In short, the data needed for cities to better understand the flow of traffic on their streets is already out there. Bringing that data together and putting it to use can result in meaningful changes in key ways:
- City planners can analyze the data to ensure future road projects and improvements are focused on the solutions that provide the greatest benefits.
- Cities can deploy traffic cops to the areas with the highest incidence of accidents or people behaving recklessly to prevent future accidents.
- Driver education can be better designed to discourage the activities that data shows cause the most collisions or traffic delays.

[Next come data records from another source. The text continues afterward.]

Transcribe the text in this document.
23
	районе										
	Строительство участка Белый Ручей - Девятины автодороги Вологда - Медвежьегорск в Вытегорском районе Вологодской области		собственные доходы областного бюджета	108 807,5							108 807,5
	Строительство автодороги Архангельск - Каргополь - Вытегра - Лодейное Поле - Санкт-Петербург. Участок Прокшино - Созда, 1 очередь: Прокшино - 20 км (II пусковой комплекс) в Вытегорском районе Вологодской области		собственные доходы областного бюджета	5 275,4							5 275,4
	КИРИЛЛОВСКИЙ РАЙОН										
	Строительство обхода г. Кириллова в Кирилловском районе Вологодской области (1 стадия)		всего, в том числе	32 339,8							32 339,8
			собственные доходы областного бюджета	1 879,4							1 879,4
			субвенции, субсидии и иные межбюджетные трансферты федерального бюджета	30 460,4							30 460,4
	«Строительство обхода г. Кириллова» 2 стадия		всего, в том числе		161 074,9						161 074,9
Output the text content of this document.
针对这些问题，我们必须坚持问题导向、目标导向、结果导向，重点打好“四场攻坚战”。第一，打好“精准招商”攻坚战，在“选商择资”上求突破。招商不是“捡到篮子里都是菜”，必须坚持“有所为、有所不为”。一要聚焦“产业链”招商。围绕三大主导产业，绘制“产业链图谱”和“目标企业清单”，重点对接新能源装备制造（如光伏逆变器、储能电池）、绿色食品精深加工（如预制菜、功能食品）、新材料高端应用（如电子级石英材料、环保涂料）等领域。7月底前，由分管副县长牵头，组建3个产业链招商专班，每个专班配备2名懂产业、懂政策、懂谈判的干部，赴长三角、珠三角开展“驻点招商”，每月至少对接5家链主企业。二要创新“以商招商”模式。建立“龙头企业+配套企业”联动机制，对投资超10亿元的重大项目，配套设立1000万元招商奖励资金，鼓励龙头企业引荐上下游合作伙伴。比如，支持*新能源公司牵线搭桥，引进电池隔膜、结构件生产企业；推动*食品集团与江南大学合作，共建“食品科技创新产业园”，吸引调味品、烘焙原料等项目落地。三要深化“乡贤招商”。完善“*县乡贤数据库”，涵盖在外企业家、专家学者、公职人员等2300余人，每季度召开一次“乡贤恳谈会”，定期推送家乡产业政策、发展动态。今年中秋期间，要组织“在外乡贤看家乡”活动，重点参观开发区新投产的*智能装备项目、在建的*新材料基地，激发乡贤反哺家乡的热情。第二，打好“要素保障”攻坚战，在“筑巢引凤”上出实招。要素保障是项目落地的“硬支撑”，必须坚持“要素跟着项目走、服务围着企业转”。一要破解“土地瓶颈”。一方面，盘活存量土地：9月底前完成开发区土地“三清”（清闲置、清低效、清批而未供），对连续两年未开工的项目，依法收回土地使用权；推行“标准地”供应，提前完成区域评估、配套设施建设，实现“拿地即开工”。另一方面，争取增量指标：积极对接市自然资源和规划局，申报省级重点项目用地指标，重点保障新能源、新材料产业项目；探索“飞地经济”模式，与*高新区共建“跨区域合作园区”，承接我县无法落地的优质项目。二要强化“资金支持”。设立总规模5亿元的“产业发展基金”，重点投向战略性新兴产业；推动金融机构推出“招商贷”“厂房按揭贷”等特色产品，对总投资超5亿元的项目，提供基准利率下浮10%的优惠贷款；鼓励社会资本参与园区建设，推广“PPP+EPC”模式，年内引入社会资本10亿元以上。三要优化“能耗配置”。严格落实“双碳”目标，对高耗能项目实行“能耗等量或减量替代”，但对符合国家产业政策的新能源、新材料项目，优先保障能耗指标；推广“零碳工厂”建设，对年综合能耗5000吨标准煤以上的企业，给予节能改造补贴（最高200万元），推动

The better we’re able to understand traffic – and not just in a general sense, but the specific traffic conditions and trends that affect individual cities and roads – the better we’ll get at finding solutions that effectively address the problem.
3. Traffic-busting apps
You may already be familiar with the aforementioned Waze, which helps drivers find alternate driving routes to take based on real-time information about factors like traffic and construction. It’s just one of several apps that can make a difference in our traffic problems.
One of the easiest ways to reduce traffic, at least in theory, is for people heading the same direction to double up and share a car. But in practice, it’s not always easy to find someone heading your way. Ridesharing apps help solve that problem with their carpool functions. MIT research has found that ridesharing apps that include a carpooling option (such as UberPool and Lyft Line) could reduce traffic by 75%. That’s a best-case scenario, as more people would have to get on board with using the carpool option than are likely to, but the potential for improvement is clearly there.
In the Netherlands, the app Smoover has been used to make real-time recommendations for speed limit changes that can improve traffic flow. Simulations found that if enough drivers used the app’s recommendations, it would reduce traffic time by 8%.
We can’t expect one technology or innovation to solve all our traffic problems, but with so many great minds devoted to examining possible solutions, there’s hope. A combination of good ideas, technological innovations to bring them to life, and drivers willing to use them could help to solve the traffic issues that currently plague so many people, or at least make them a little more bearable.